I took a breath. I began again: “Back then, I had a TV in my bedroom, and the first thing I would do when I got up was turn it on for the weather. That morning, though, I remember they were showing a live feed of a fire in the upper floors of the first tower. The announcers kept saying a small plane had hit the tower, and I remember thinking—as I went into the bathroom—of JFK junior’s plane going down in the Atlantic Ocean. I was putting toothpaste on my toothbrush when I heard someone cry out on the TV. I went back into the bedroom and saw there’d been a new explosion. Another plane had hit the second tower. I knew right then. I don’t know how I knew, but I did.”
“Knew what?” she asked.
“That it was us. That we did this.”
She was quiet, but her guarded look wasn’t hard for me to read. If I was cannier, dear reader, I would recast that expression on her face, offer an airbrushed look of offense as prelude to a vociferous objection on her part, then follow it all with a concocted back-and-forth that made clear her Muslim horror over the attacks, no different in kind from that of any non-Muslim.
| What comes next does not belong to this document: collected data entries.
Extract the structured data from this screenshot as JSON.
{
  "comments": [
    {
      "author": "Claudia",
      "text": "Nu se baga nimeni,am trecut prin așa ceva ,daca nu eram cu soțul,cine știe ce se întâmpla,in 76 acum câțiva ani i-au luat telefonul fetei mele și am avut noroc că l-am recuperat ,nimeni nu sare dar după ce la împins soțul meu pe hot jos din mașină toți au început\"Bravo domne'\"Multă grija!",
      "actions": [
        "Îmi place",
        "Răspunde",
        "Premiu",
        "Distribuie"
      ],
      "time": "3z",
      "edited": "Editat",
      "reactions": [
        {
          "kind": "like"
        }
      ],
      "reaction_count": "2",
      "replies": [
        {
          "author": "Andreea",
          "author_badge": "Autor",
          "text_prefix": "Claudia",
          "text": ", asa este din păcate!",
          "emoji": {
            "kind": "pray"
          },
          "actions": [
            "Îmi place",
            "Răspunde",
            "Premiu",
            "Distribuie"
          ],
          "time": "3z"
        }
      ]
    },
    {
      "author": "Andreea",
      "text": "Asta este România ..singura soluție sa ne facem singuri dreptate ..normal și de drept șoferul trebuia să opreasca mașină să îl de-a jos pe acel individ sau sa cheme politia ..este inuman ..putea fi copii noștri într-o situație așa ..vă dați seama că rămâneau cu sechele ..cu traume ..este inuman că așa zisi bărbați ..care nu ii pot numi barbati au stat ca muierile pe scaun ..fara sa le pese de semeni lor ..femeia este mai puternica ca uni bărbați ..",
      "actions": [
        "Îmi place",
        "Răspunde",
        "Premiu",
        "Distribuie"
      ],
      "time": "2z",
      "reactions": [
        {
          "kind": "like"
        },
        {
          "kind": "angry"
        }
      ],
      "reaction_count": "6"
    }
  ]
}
If I cared less about it all, I would write it like that to save myself the likely grief ahead. But I won’t write it that way, because that’s not what happened. She didn’t speak because, like me, she was used to the sermons and family dinners replete with complaint about murderous American meddling; worry over Muslim land and lives lost; praise of Hitler and rage against Israel; self-reproach about the pathetic state of our own imperial destiny. Like me, she’d heard many times that a figure would rise among us to overthrow the illegitimate rule of these Europeans and neo-Europeans, that we were destined to take the world back from these spiritual ghosts one day. They’d turned their back on God for money, and we knew that could only end badly. They were a category of human with no measure beyond themselves. They honored nothing. It was no surprise the very planet itself was dying under the watch of their shortsighted empire. The day would come when we would take it all back and restore to it a rightful holiness. She’d heard it all so many times—though we would both hear it less and less after the attacks. She looked away now with the subtlest of discouraged nods, the expression on her face—I thought—charged with chagrin.